In an interview, Zelenskiy told Reuters he had proposed the
arrangement to the United Nations, which has suggested resuming
Russian ammonia across Ukraine to ease a global shortage of
fertiliser.
"I am against supplying ammonia from the Russian Federation
through our territory. I would only do it in exchange for our
prisoners. This is what I offered the UN," he said in an
interview at his presidential office.
Kremlin spokesman Dmitry Peskov dismissed the idea, TASS news
agency reported. "Are people and ammonia the same thing?" it
cited him as saying.
The United Nations has proposed that ammonia gas owned by
Russian fertiliser producer Uralchem be pumped by pipeline to
the Ukrainian border, where it would be bought by the U.S.-based
commodities trader Trammo.
The pipeline is designed to pump up to 2.5 million tonnes of
ammonia per year from Russia's Volga region to Ukraine's Black
Sea port of Pivdennyi, known as Yuzhny in Russian, near Odesa.
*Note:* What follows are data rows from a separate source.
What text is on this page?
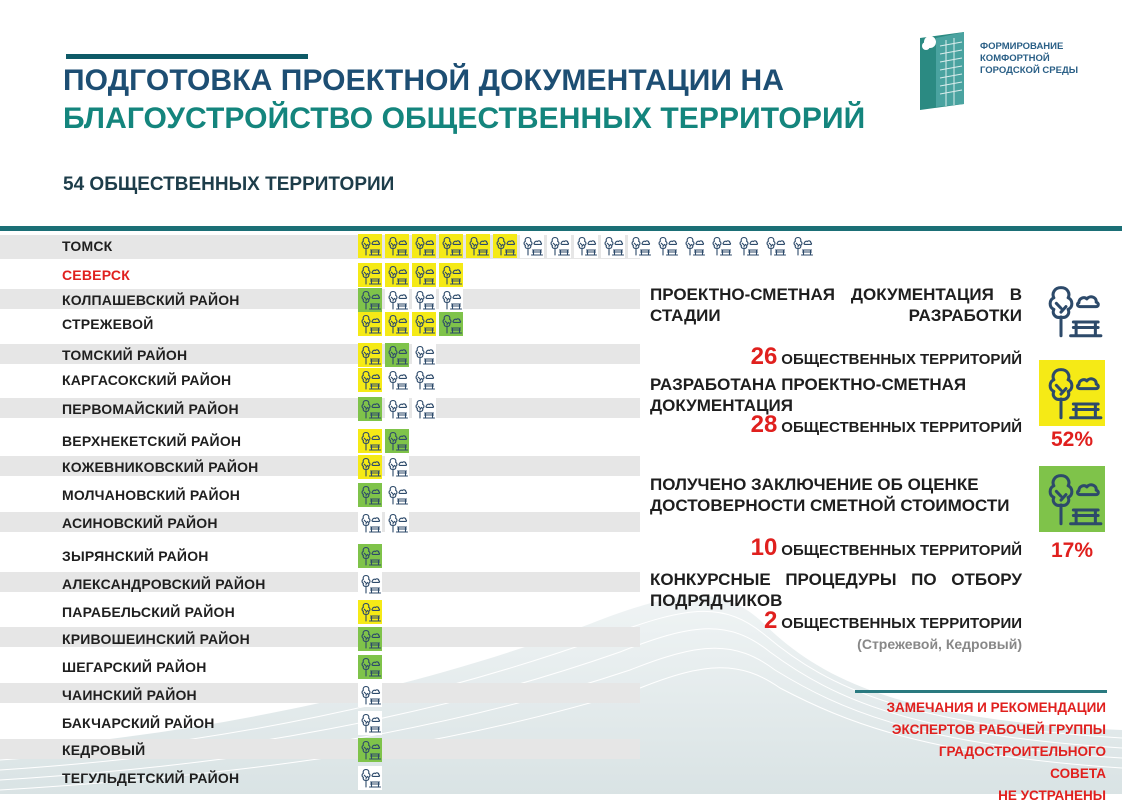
ПОДГОТОВКА ПРОЕКТНОЙ ДОКУМЕНТАЦИИ НА
БЛАГОУСТРОЙСТВО ОБЩЕСТВЕННЫХ ТЕРРИТОРИЙ
ФОРМИРОВАНИЕ
КОМФОРТНОЙ
ГОРОДСКОЙ СРЕДЫ
54 ОБЩЕСТВЕННЫХ ТЕРРИТОРИИ
ТОМСК
СЕВЕРСК
КОЛПАШЕВСКИЙ РАЙОН
СТРЕЖЕВОЙ
ТОМСКИЙ РАЙОН
КАРГАСОКСКИЙ РАЙОН
ПЕРВОМАЙСКИЙ РАЙОН
ВЕРХНЕКЕТСКИЙ РАЙОН
КОЖЕВНИКОВСКИЙ РАЙОН
МОЛЧАНОВСКИЙ РАЙОН
АСИНОВСКИЙ РАЙОН
ЗЫРЯНСКИЙ РАЙОН
АЛЕКСАНДРОВСКИЙ РАЙОН
ПАРАБЕЛЬСКИЙ РАЙОН
КРИВОШЕИНСКИЙ РАЙОН
ШЕГАРСКИЙ РАЙОН
ЧАИНСКИЙ РАЙОН
БАКЧАРСКИЙ РАЙОН
КЕДРОВЫЙ
ТЕГУЛЬДЕТСКИЙ РАЙОН
ПРОЕКТНО-СМЕТНАЯ ДОКУМЕНТАЦИЯ В СТАДИИ РАЗРАБОТКИ
26 ОБЩЕСТВЕННЫХ ТЕРРИТОРИЙ
РАЗРАБОТАНА ПРОЕКТНО-СМЕТНАЯ ДОКУМЕНТАЦИЯ
28 ОБЩЕСТВЕННЫХ ТЕРРИТОРИЙ
52%
ПОЛУЧЕНО ЗАКЛЮЧЕНИЕ ОБ ОЦЕНКЕ ДОСТОВЕРНОСТИ СМЕТНОЙ СТОИМОСТИ
10 ОБЩЕСТВЕННЫХ ТЕРРИТОРИЙ 17%
КОНКУРСНЫЕ ПРОЦЕДУРЫ ПО ОТБОРУ ПОДРЯДЧИКОВ
2 ОБЩЕСТВЕННЫХ ТЕРРИТОРИИ
(Стрежевой, Кедровый)
ЗАМЕЧАНИЯ И РЕКОМЕНДАЦИИ
ЭКСПЕРТОВ РАБОЧЕЙ ГРУППЫ
ГРАДОСТРОИТЕЛЬНОГО
СОВЕТА
НЕ УСТРАНЕНЫ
It was shut down after Russia sent its troops into Ukraine on
Feb. 24.
Zelenskiy said that hundreds of Russian troops had been captured
during Ukraine's lightning counteroffensive in northeast
Ukraine's Kharkiv region.
He said, however, that Russia was holding more Ukrainian
soldiers in custody than Ukraine had Russian POWs.
The fate of Ukrainian soldiers held by Russia, and in particular
those captured after holding out for months in the Azovstal
steelworks in the besieged city of Mariupol, is a highly
sensitive issue in Ukraine.
Some of their relatives were huddled on Friday outside the
government district in Kyiv where Zelenskiy's office is located,
holding signs saying "Bring the Azovstal Heroes Home".